To be clear, I enjoyed “Black Widow” quite a bit. However, I will also confess that I may be biased by the fact that I haven’t seen an MCU feature offering in two years. I was primed to be excited, so I’m not really sure if I can be objective here.

It’s a solid action movie, one that is largely without the superpowered bells and whistles that dominate most MCU films. There’s some of that, of course, but Black Widow has always been one of the nominally “regular” people in these films, albeit a highly-trained assassin and spy. The movie reflects that, giving us a lot of the sort of action set pieces that you’d see from a Bond film or an installment of “Mission: Impossible.” There are some good character moments and some solid jokes and self-aware gags as well. If that sounds like enough for you, you’ll have fun.

However, if you’re coming in hoping for some major piece of the ongoing narrative to be revealed, well … there’s not much of that here. A couple of breadcrumbs, but not much more.

And that’s going to be the primary issue for many viewers. “Black Widow” arrives too late, in a couple of ways. The scheduling delays mean that the film comes out after the release of the MCU TV shows, which causes some issues with chronology that wouldn’t be there otherwise.

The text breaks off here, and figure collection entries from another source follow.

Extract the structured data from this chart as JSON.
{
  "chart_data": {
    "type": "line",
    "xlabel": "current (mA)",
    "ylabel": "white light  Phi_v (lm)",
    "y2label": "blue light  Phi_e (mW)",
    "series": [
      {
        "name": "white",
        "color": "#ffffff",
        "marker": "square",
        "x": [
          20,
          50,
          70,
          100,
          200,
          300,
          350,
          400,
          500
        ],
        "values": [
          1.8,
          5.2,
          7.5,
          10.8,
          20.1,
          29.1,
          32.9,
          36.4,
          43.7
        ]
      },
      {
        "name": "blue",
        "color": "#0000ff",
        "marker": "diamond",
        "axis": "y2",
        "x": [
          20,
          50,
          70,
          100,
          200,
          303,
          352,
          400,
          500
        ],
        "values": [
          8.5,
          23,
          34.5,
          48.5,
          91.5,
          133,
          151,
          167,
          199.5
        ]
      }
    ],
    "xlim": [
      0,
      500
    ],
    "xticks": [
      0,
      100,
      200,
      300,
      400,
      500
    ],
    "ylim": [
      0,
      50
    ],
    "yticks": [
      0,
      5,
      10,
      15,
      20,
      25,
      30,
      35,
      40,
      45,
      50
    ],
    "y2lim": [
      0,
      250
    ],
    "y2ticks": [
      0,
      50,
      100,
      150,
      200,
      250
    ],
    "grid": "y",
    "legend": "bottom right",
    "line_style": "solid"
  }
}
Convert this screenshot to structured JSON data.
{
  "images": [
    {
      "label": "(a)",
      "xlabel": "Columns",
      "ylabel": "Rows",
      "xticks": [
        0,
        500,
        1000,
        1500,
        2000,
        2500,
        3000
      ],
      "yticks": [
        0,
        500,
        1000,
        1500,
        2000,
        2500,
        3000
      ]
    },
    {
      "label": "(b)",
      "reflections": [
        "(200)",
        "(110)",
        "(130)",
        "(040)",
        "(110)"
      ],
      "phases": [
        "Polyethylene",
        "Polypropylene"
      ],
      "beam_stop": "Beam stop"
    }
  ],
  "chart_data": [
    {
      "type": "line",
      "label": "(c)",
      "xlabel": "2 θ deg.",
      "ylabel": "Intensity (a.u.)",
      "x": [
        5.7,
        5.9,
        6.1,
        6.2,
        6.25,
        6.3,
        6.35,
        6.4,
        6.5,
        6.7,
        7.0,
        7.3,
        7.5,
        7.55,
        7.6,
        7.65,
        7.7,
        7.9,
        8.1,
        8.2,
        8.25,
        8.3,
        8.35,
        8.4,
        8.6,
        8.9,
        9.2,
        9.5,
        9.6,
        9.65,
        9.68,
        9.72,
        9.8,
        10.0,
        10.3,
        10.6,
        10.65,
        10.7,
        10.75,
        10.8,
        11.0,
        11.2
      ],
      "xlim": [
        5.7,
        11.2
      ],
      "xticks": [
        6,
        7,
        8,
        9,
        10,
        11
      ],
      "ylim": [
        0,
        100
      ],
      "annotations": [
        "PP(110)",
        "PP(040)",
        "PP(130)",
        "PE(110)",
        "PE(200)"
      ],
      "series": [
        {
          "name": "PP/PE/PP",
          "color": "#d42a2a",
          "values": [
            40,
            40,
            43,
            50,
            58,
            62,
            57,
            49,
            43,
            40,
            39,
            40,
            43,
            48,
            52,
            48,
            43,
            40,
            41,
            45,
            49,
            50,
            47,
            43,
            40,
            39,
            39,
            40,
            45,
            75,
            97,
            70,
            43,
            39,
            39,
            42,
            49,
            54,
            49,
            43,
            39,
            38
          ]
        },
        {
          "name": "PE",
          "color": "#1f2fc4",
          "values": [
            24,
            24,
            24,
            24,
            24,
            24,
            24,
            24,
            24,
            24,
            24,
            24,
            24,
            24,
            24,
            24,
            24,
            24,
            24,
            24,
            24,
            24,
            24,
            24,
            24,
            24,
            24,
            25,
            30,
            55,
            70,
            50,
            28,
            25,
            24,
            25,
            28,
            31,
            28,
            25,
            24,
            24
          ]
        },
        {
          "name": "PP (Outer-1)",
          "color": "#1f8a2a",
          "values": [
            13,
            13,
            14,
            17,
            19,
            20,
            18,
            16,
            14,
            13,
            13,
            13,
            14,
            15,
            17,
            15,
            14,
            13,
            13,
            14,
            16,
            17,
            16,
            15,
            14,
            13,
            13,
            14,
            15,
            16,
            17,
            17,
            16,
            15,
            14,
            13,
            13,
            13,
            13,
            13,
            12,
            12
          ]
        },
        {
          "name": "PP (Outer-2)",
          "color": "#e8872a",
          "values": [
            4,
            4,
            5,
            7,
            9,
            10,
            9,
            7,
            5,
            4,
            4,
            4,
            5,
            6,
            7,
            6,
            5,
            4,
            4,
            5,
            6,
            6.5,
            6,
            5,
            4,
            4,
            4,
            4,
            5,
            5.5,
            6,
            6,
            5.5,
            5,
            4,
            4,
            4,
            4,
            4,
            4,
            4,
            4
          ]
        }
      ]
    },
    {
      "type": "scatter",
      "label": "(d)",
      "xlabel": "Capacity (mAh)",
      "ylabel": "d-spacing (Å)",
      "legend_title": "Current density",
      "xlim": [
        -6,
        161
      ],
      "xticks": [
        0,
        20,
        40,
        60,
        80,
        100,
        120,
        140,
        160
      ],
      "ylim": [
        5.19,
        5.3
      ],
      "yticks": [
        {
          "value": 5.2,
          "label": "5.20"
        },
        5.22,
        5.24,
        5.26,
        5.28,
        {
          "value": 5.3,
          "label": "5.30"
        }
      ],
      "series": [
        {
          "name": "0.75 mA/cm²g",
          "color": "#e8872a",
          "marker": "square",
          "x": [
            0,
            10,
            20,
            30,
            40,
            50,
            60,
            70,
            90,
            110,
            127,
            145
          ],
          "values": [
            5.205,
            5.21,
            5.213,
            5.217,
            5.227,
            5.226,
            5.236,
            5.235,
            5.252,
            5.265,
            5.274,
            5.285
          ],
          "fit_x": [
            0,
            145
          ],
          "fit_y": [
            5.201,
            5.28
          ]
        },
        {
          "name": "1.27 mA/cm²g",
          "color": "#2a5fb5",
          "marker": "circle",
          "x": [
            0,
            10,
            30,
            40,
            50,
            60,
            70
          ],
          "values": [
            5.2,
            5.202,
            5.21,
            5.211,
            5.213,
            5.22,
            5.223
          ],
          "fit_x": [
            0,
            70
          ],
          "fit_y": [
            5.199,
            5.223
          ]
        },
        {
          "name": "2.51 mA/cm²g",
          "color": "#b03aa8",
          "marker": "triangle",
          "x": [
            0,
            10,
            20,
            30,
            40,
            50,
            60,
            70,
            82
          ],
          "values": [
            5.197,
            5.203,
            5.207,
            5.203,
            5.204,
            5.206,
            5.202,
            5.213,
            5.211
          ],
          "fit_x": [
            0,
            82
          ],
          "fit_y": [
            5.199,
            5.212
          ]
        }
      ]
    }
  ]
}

But the big issue is that the movie itself, the solo film featuring the character, is too late. Her arc has already been closed; the film would have made far more sense if it had been released in its actual spot in the narrative, rather than five years and however many movies later.

Johansson is good here, though one gets the sense that part of her is over the whole superhero thing. Honestly, she might be fourth out of four. Weisz is her usual mesmerizing self, though she’s underutilized here. Harbour is clearly having a blast as the buffoonish Red Guardian; his energy is so good that it (mostly) makes up for his ludicrous accent. But the real revelation is Pugh, who is absolute dynamite in this movie. She’s a great actress, plus she can handle the timing required of these movies, both physical and comedic. Prepare to see a whole lot more of her in the MCU – and that’s a good thing.

“Black Widow” isn’t the best MCU movie. It’s not really in the top tier, really. And it doesn’t offer as many broader connections as we might like. But as far as popcorn-munching action-packed cinematic adventures go, you could do a lot worse.